The expansion of the “Don’t Say Gay” Bill was proposed by Republican Gov. Ron DeSantis’ administration last month and approved on Wednesday. The legislation states that all public school students will be banned from learning about these topics, unless required by existing state standards or as part of reproductive health instruction that students can opt out of.

The bill has received widespread backlash from across the United States. Students demonstrated against the act throughout Florida by holding walkouts across middle and high schools. Lawsuits have also been filed against the act with the support of advocacy groups representing parents and families of LGBT+ children; numerous other advocacy groups have also issued statements opposing the act.

Other legislation has expanded beyond K-12 education and to college education through the removal of college majors and minors on gender studies and critical race theory, among other similar disciplines such as the removal of state funding for college diversity, equity, and inclusion programs. 

On Monday, May 15th, Gov. DeSantis signed three bills that will bring major changes to Florida’s colleges and universities. The legislation was signed by DeSantis at New College of Florida while students of the university protested nearby. A New College board revamped by DeSantis abolished the school’s DEI office, and the college’s interim president recently fired the diversity dean, a precursor to what other Florida universities could experience under SB 266.

The legislation banned state funding for diversity, equity and inclusion (DEI)  programs at Florida’s public universities and restricts how gender and race are taught on campus. It requires university officials to review any lessons “based on theories that systemic racism, sexism and privilege are inherent in the institutions of the United States and were created to maintain social, political and economic inequities.” Florida’s new law joins legislation in 19 other states where lawmakers have targeted diversity, equity and inclusion (DEI) programs, according to a tracking project from the Chronicle of Higher Education.

Under the new law, Florida’s public colleges are prohibited from spending state or federal money on DEI efforts. These programs often assist colleges in increasing student and faculty diversity, which can apply to race and ethnicity, as well as sexual orientation, religion and socioeconomic status. The bill does not prohibit colleges from spending money on such programs if they are required by federal law.

DeSantis has said that eliminating diversity, equity, and inclusion programs and offices cost $34 million across the state’s college and university system; the legislation allows each university’s Board of Trustees to order a tenure review of professors at any time. 

The law also forbids public colleges from offering general education courses that “distort significant historical events,” teach “identity politics,” or are “based on theories that systemic racism, sexism, oppression, or privilege are inherent in the institutions of the United States and were created to maintain social, political, or economic inequities.” Despite the fact that these courses are part of the required curriculum for all college students, they will no longer be offered.

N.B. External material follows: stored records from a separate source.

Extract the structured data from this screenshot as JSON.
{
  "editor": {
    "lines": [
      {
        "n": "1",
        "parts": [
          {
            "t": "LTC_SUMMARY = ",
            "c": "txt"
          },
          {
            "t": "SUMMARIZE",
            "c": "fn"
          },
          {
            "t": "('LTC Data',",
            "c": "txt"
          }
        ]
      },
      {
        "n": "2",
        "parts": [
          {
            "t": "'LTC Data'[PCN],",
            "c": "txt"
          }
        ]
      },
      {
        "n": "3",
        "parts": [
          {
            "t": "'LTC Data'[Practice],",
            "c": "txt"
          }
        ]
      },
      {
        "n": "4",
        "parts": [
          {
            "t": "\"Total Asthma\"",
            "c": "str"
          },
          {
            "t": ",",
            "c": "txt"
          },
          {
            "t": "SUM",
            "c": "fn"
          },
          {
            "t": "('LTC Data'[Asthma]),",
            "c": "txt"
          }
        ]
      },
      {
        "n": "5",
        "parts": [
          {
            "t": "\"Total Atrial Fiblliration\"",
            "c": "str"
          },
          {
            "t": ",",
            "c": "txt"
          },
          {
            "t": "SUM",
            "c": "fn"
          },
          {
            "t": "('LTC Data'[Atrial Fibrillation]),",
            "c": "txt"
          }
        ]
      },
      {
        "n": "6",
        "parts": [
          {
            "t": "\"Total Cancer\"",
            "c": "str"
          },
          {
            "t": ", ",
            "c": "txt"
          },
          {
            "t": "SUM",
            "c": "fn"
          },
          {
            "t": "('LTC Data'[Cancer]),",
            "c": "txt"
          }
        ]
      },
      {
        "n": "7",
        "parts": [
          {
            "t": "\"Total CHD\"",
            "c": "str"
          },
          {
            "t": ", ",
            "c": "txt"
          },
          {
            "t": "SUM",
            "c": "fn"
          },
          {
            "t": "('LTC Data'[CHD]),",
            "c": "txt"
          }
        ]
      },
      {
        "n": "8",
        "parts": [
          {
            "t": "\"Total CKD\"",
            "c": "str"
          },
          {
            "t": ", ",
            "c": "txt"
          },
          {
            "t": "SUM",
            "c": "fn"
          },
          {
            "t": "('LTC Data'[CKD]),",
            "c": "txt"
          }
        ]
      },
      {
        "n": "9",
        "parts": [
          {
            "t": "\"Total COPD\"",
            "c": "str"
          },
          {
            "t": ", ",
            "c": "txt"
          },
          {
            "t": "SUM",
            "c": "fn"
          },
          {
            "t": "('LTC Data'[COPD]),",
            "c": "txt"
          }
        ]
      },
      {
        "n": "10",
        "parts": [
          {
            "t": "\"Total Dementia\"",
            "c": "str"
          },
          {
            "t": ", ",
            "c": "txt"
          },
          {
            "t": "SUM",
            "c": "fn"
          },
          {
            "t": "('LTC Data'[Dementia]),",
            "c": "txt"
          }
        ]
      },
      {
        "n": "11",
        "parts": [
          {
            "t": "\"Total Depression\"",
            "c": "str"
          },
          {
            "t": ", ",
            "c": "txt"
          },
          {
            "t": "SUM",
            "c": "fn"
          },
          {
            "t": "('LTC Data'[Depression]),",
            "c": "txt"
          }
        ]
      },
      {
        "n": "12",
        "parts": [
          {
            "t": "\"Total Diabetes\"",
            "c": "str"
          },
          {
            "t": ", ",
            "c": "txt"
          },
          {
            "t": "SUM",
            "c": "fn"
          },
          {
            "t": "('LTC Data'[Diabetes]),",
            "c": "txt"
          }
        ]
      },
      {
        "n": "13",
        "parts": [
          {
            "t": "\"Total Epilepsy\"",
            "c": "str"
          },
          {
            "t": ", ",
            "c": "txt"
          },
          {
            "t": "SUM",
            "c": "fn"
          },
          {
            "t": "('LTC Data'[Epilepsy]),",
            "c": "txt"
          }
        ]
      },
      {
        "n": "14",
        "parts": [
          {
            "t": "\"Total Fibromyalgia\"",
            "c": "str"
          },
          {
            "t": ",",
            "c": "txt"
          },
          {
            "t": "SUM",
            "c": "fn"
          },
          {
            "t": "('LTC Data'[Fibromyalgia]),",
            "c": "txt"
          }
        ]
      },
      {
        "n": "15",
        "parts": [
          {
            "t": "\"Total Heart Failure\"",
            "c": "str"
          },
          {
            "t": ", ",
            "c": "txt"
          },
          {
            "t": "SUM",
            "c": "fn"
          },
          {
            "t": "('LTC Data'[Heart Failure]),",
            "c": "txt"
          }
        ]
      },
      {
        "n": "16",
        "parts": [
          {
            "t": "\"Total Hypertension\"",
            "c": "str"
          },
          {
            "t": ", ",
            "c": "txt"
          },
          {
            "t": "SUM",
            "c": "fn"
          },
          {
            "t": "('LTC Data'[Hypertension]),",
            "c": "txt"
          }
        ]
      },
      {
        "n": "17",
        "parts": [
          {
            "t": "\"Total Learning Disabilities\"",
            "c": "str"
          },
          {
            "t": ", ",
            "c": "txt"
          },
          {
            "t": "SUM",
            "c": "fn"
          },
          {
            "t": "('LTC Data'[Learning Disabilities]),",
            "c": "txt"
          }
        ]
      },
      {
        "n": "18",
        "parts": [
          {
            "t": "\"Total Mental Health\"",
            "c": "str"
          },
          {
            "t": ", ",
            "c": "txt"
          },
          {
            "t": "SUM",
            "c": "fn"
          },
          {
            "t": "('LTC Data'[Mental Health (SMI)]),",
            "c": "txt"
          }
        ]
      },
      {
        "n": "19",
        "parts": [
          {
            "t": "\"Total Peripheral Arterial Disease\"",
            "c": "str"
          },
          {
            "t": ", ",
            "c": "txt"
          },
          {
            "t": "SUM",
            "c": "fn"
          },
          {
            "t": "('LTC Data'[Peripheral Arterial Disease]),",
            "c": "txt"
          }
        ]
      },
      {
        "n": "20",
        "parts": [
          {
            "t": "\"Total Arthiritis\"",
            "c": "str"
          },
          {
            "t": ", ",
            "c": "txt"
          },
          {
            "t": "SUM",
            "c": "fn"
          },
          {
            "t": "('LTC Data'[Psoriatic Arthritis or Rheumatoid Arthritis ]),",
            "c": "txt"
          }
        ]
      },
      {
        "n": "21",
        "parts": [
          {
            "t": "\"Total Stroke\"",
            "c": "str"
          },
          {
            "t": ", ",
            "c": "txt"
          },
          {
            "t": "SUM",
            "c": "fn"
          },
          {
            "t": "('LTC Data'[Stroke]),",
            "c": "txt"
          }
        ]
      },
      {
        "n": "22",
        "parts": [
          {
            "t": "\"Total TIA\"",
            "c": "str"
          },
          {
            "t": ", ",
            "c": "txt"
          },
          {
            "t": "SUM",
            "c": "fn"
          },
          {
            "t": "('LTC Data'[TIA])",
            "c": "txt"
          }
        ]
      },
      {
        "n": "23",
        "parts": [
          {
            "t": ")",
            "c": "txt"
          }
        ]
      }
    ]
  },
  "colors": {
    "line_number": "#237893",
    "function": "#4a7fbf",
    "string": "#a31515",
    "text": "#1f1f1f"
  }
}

HB 999 would prohibit colleges from funding DEI. The bill bans courses “based on unproven, theoretical, or exploratory content,” leading critics to ask if that includes the theories explaining evolution, gravity, theoretical physics. Gender studies, critical race theory, and intersectionality would also all be prohibited from being taught as majors. The bill additionally recommends the rewriting of universities’ mission statements. Prior to amendments suggested in early April 2023, women’s history and women’s studies would also be among the affected disciplines.

Among the recently passed legislation is House Bill 1259, which was passed by the Florida House to change the allocation of state funds to charter schools and school districts. Under the bill, tax revenue collected through discretionary 1.5-mill local levies will be allocated in proportion to the enrollment of charter schools relative to that of the districts. These funds are permitted to be used towards the procurement of land and the construction of facilities, among other expenditures.

The purpose behind this bill is to fund all Florida students equally.  Historically, charter schools have received less per student than public schools.  

Beginning in Fiscal Year (FY) 2023-24 school districts will be required to share a portion of 20 percent of accrued revenue funds, a portion of 40 percent in FY 24-25, a portion of 60 percent in FY 25-26; a portion of 80 percent in FY 26-27, and a portion of 100 percent beginning in FY 27-28.